As usual, Morris Armstrong raises a valid, and very popular, point in his response to my latest posting, which warrants some further exploration.
How can an employee of a broker/dealer [or an independent rep, for that matter] ever be a fiduciary when their income will be coming from another entity? How do you tie in the fact that [some] CFPs will be receiving commissions and yet are being called fiduciaries by the CFP Board of Standards?
These two questions strike at the heart of THE issue that has plagued financial planning since its inception in 1969. As much in those early days as today, many planners want to be respected as professionals, yet compensated as salespeople. The legal legerdemain for this is called "the scope of the engagement."
This is a bit of obfuscation in which a financial planner (or stockbroker) claims that when offering financial advice they have a fiduciary duty to their client; but when implementing that advice, they are merely salespeople, and therefore have no such duty under the Investment Advisers Act of 1940. I suppose this is an impressive trick, worthy of the high-priced legal minds on Wall Street. But make no mistake, that's all it is. The client, of course, has no idea when his or her "advisor" is representing him or her, or when the advisor is representing his brokerage firm.

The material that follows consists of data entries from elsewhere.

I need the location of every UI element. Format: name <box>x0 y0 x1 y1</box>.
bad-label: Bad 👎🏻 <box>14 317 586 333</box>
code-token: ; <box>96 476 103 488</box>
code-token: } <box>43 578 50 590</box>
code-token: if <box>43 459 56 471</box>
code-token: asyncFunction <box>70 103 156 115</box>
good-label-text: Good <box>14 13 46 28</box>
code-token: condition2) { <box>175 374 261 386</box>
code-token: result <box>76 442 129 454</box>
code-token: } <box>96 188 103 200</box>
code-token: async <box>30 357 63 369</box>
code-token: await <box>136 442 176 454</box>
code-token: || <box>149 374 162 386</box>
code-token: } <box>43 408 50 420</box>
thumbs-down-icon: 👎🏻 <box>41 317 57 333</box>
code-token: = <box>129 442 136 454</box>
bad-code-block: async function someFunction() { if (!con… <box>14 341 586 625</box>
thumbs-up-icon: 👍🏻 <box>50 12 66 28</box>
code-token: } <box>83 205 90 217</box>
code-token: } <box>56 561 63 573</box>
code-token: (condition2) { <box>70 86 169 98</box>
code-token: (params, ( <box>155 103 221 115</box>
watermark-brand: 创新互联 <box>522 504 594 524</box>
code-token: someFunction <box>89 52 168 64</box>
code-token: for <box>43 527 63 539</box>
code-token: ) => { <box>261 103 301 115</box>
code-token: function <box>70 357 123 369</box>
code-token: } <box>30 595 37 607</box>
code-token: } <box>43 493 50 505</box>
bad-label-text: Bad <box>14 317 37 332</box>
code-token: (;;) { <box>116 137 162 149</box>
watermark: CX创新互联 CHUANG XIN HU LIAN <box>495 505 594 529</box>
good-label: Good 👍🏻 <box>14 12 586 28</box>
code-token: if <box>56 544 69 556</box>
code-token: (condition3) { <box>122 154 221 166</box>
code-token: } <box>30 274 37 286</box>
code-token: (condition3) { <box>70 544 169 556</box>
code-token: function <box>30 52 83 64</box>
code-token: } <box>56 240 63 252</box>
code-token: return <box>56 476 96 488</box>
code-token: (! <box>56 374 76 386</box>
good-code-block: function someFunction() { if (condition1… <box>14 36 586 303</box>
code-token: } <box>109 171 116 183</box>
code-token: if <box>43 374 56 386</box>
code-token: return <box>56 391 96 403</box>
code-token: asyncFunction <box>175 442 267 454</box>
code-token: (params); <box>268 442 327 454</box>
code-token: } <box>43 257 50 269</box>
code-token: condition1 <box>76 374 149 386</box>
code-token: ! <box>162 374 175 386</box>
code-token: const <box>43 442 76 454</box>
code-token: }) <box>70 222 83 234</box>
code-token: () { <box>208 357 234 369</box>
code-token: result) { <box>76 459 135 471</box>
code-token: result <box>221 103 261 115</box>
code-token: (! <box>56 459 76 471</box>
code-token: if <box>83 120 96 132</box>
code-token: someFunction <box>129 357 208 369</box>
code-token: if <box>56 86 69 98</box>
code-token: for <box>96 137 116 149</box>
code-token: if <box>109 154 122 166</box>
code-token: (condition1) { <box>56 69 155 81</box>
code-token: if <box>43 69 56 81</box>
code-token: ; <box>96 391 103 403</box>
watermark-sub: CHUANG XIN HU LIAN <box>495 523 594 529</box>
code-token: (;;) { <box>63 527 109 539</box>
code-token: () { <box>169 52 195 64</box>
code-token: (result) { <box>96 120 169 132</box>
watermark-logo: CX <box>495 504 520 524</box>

Imagine a medical system under which sometimes your doctor is really your doctor, with your health her primary concern, but other times she's working for Merck, with the job of moving as much "product" as she can. How much trust could you put in her advice? It's a situation no real professional would work in. And to finally evolve into a profession, it's one that financial planner will have to resolve in favor of wearing only one hat–a white one.